Maar goed, aangezien ik niet op de tafel mocht klimmen om mee te eten met het heerlijke eten dat jullie aten wist ik bijna zeker dat verwacht werd dat ik de brokken zou eten en dat gekke doorzichtige vocht zou drinken.
We werden vrienden. Ik voelde me thuis en jullie waren altijd lief voor me. ALTIJD! Als ik kopjes gaf werd ik geaaid en als ik mauwde mocht ik naar buiten, toen ik al wat groter was.
Mijn huis, ons huis.
Maar ineens kwamen er van die grote bakken op de overloop te staan en stopten jullie daar kleding in. Eerst dacht ik dat het vast een nieuwe slaapplek was maar na een paar keer weggestuurd te worden begon ik daar mijn twijfels over te krijgen.
De bakken gingen dicht en toen kwam hetzelfde mandje op de tafel te staan als waarmee ik binnen kwam, EN OOK HETZELFDE MANDJE ALS WE NAAR DIE NARE MAN GAAN DIE ALTIJD IN MIJN BEK WIL KIJKEN.
Goed, ik kreeg al wat kriebels hier en daar. Vermoedens. Vermengd met nieuwsgierigheid, want dat ben ik vanuit mijn aard.
Die avond wilde ik naar buiten, mijn vrienden opzoeken, maar de deur bleef dicht. Hard miaaaaauwen hielp niet, en kopjes geven al helemaal niet. Wat is er aan de hand?
De volgende ochtend werd ik in de mand getild, ondanks dat ik tegen stribbelde. BLIJF VAN ME AF, IK WIL SLAPEN!
De mand ging in de auto en de auto reed een minuut of 20. Waar waren we?
Toen ik uit de auto werd gedragen zag ik een vrolijke boel.

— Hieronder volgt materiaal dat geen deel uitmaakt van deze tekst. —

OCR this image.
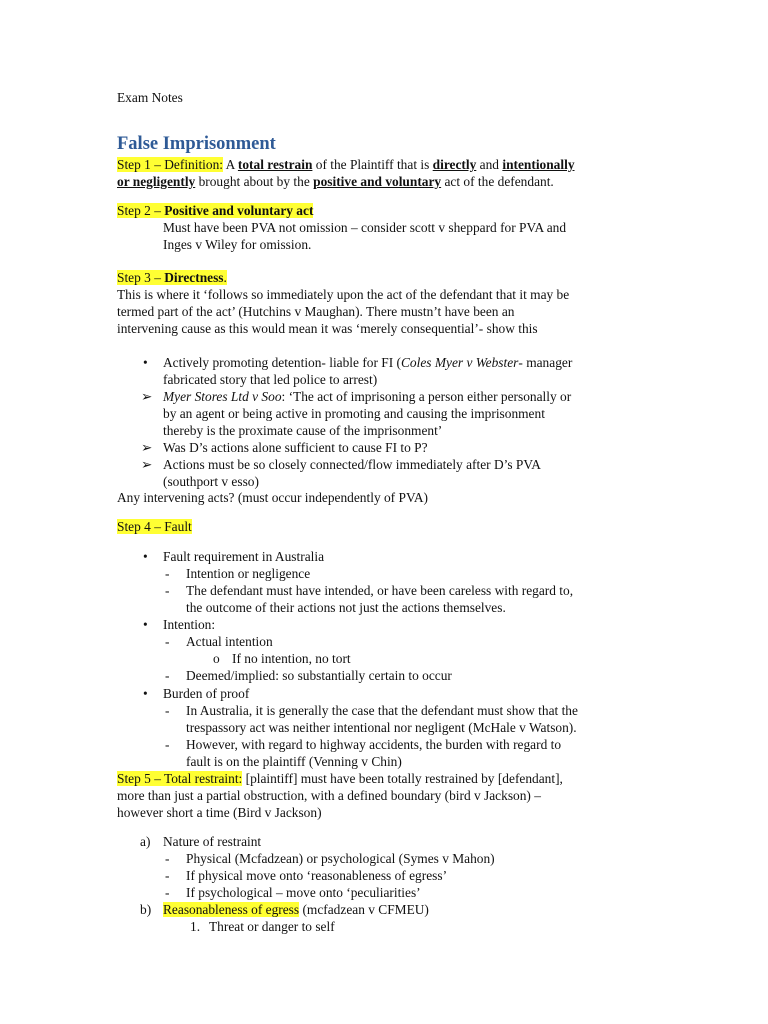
Exam Notes
False Imprisonment
Step 1 – Definition: A total restrain of the Plaintiff that is directly and intentionally
or negligently brought about by the positive and voluntary act of the defendant.
Step 2 – Positive and voluntary act
Must have been PVA not omission – consider scott v sheppard for PVA and
Inges v Wiley for omission.
Step 3 – Directness.
This is where it ‘follows so immediately upon the act of the defendant that it may be
termed part of the act’ (Hutchins v Maughan). There mustn’t have been an
intervening cause as this would mean it was ‘merely consequential’- show this
• Actively promoting detention- liable for FI (Coles Myer v Webster- manager
fabricated story that led police to arrest)
➢ Myer Stores Ltd v Soo: ‘The act of imprisoning a person either personally or
by an agent or being active in promoting and causing the imprisonment
thereby is the proximate cause of the imprisonment’
➢ Was D’s actions alone sufficient to cause FI to P?
➢ Actions must be so closely connected/flow immediately after D’s PVA
(southport v esso)
Any intervening acts? (must occur independently of PVA)
Step 4 – Fault
• Fault requirement in Australia
- Intention or negligence
- The defendant must have intended, or have been careless with regard to,
the outcome of their actions not just the actions themselves.
• Intention:
- Actual intention
o If no intention, no tort
- Deemed/implied: so substantially certain to occur
• Burden of proof
- In Australia, it is generally the case that the defendant must show that the
trespassory act was neither intentional nor negligent (McHale v Watson).
- However, with regard to highway accidents, the burden with regard to
fault is on the plaintiff (Venning v Chin)
Step 5 – Total restraint: [plaintiff] must have been totally restrained by [defendant],
more than just a partial obstruction, with a defined boundary (bird v Jackson) –
however short a time (Bird v Jackson)
a) Nature of restraint
- Physical (Mcfadzean) or psychological (Symes v Mahon)
- If physical move onto ‘reasonableness of egress’
- If psychological – move onto ‘peculiarities’
b) Reasonableness of egress (mcfadzean v CFMEU)
1. Threat or danger to self
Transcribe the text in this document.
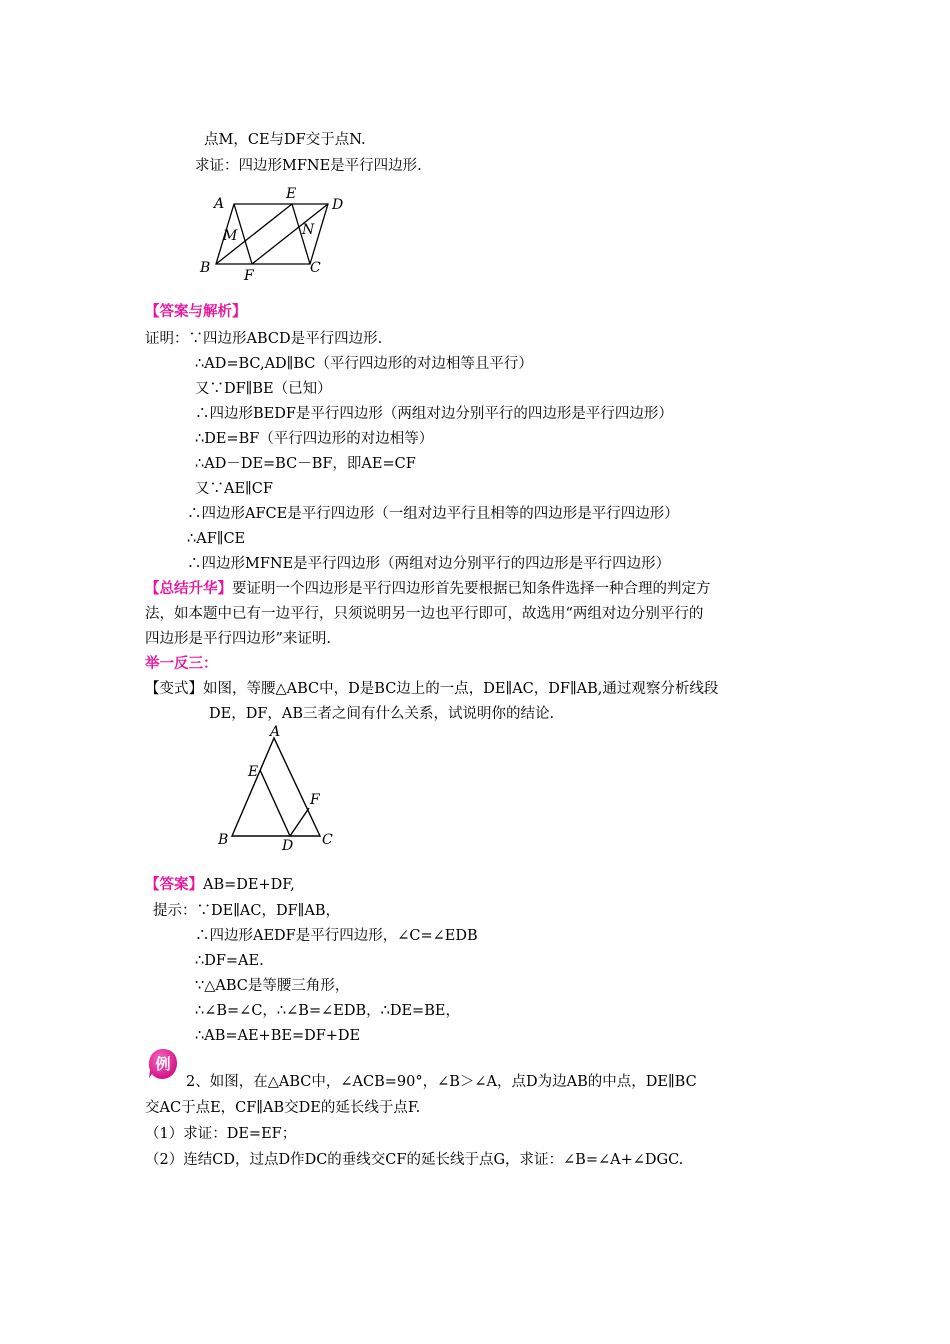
点M，CE与DF交于点N.
求证：四边形MFNE是平行四边形.
A
E
D
M	N
B F	C
【答案与解析】
证明：∵四边形ABCD是平行四边形.
∴AD=BC,AD∥BC（平行四边形的对边相等且平行）
又∵DF∥BE（已知）
∴四边形BEDF是平行四边形（两组对边分别平行的四边形是平行四边形）
∴DE=BF（平行四边形的对边相等）
∴AD－DE=BC－BF，即AE=CF
又∵AE∥CF
∴四边形AFCE是平行四边形（一组对边平行且相等的四边形是平行四边形）
∴AF∥CE
∴四边形MFNE是平行四边形（两组对边分别平行的四边形是平行四边形）
【总结升华】要证明一个四边形是平行四边形首先要根据已知条件选择一种合理的判定方
法，如本题中已有一边平行，只须说明另一边也平行即可，故选用“两组对边分别平行的
四边形是平行四边形”来证明.
举一反三：
【变式】如图，等腰△ABC中，D是BC边上的一点，DE∥AC，DF∥AB,通过观察分析线段
DE，DF，AB三者之间有什么关系，试说明你的结论.
A
E
F
B	D C
【答案】AB=DE+DF,
提示：∵DE∥AC，DF∥AB，
∴四边形AEDF是平行四边形，∠C=∠EDB
∴DF=AE.
∵△ABC是等腰三角形，
∴∠B=∠C，∴∠B=∠EDB，∴DE=BE，
∴AB=AE+BE=DF+DE
例
2、如图，在△ABC中，∠ACB=90°，∠B＞∠A，点D为边AB的中点，DE∥BC
交AC于点E，CF∥AB交DE的延长线于点F.
（1）求证：DE=EF；
（2）连结CD，过点D作DC的垂线交CF的延长线于点G，求证：∠B=∠A+∠DGC.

Overal bomen, het rook er lekker en er stond een lieve mevrouw op ons te wachten.
Na een paar woorden gewisseld te hebben gaf je mij aan deze lieve mevrouw. WAT?? HALLOO, WAT DOE JE??
Waar ga je heen?? Laat me hier niet achter!! De mevrouw liep met mij naar een grote woonkamer toe en zette me tussen 20 andere lotgenoten. WAAAAAAT?? Ik wil geen nieuwe vrienden, heb ze niet nodig. Heb al vrienden.
‘Tot over drie weken,’ riep baasje nog. Fijn. Lekker dan. Zit ik hier drie weken lang tussen de andere katten.